L’objectif est de construire « des ramifications dans la société civile », comme l’explique un document destiné à la formation des militants au chapitre « Entrisme et métapolitique » :

« Il est fortement encouragé d’intégrer des structures associatives, syndicales, sportives, communautaires et d’y véhiculer les messages du mouvement ».

Cette stratégie « métapolitique » est également le crédo d’autres mouvements d’extrême droite, à commencer par les militants identitaires.


5. Les associations écrans de la galaxie E&R

Comme d’autres mouvements radicaux, Egalité et Réconciliation dispose d’associations-écrans pour avancer masqué et mieux faire passer ses idées.

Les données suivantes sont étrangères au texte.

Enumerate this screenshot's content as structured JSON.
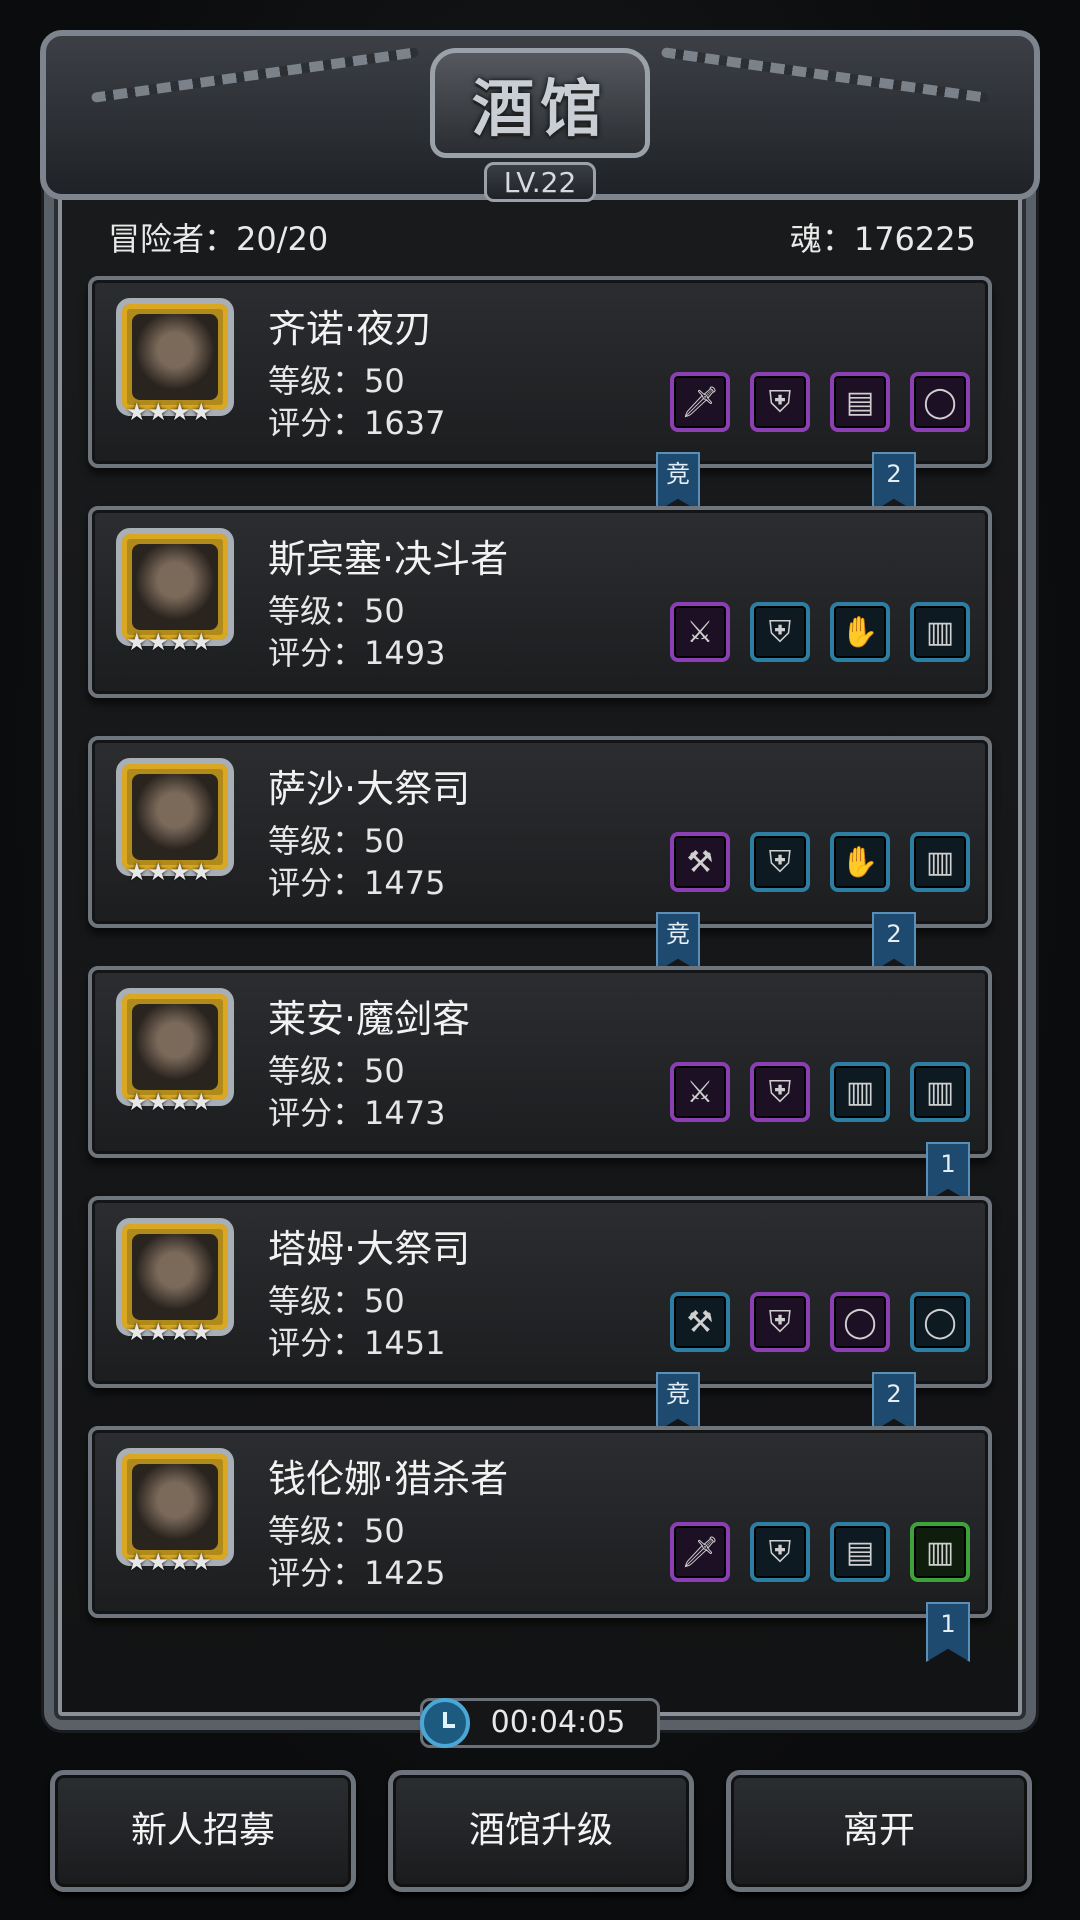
{
  "header": {
    "title": "酒馆",
    "level": "LV.22"
  },
  "stats": {
    "adventurers": "冒险者：20/20",
    "soul": "魂：176225"
  },
  "heroes": [
    {
      "name": "齐诺·夜刃",
      "level": "等级：50",
      "score": "评分：1637",
      "stars": "★★★★",
      "equipment": [
        "dagger-icon",
        "armor-icon",
        "wood-staff-icon",
        "ring-icon"
      ],
      "ribbons": [
        "竞",
        "2"
      ]
    },
    {
      "name": "斯宾塞·决斗者",
      "level": "等级：50",
      "score": "评分：1493",
      "stars": "★★★★",
      "equipment": [
        "sword-icon",
        "armor-icon",
        "gauntlet-icon",
        "barrel-icon"
      ],
      "ribbons": []
    },
    {
      "name": "萨沙·大祭司",
      "level": "等级：50",
      "score": "评分：1475",
      "stars": "★★★★",
      "equipment": [
        "hammer-icon",
        "armor-icon",
        "gauntlet-icon",
        "barrel-icon"
      ],
      "ribbons": [
        "竞",
        "2"
      ]
    },
    {
      "name": "莱安·魔剑客",
      "level": "等级：50",
      "score": "评分：1473",
      "stars": "★★★★",
      "equipment": [
        "sword-icon",
        "armor-icon",
        "barrel-icon",
        "barrel-icon"
      ],
      "ribbons": [
        "1"
      ]
    },
    {
      "name": "塔姆·大祭司",
      "level": "等级：50",
      "score": "评分：1451",
      "stars": "★★★★",
      "equipment": [
        "hammer-icon",
        "armor-icon",
        "ring-icon",
        "ring-icon"
      ],
      "ribbons": [
        "竞",
        "2"
      ]
    },
    {
      "name": "钱伦娜·猎杀者",
      "level": "等级：50",
      "score": "评分：1425",
      "stars": "★★★★",
      "equipment": [
        "dagger-icon",
        "armor-icon",
        "wood-staff-icon",
        "barrel-icon"
      ],
      "ribbons": [
        "1"
      ]
    }
  ],
  "timer": "00:04:05",
  "buttons": {
    "recruit": "新人招募",
    "upgrade": "酒馆升级",
    "leave": "离开"
  },
  "colors": {
    "epic": "#8c3fb5",
    "rare": "#2c7fa3",
    "uncommon": "#3da23a",
    "ribbon": "#1d4a6e",
    "portrait_gold": "#d9a722"
  }
}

Dans le tutoriel que StreetPress met en ligne, il est ainsi demandé de déposer en préfecture des « associations-écrans » afin de passer inaperçus pour mieux pouvoir louer un local ou, ponctuellement, réserver une salle pour une conférence.

A Lyon, on connaissait déjà cette technique puisque c’est l’un des faux-nez des soraliens lyonnais « Racines et Saveurs » qui avait loué la salle du 5e arrondissement où Alain Soral devait initialement donner sa conférence « Les Juifs et les autres » en mai 2014.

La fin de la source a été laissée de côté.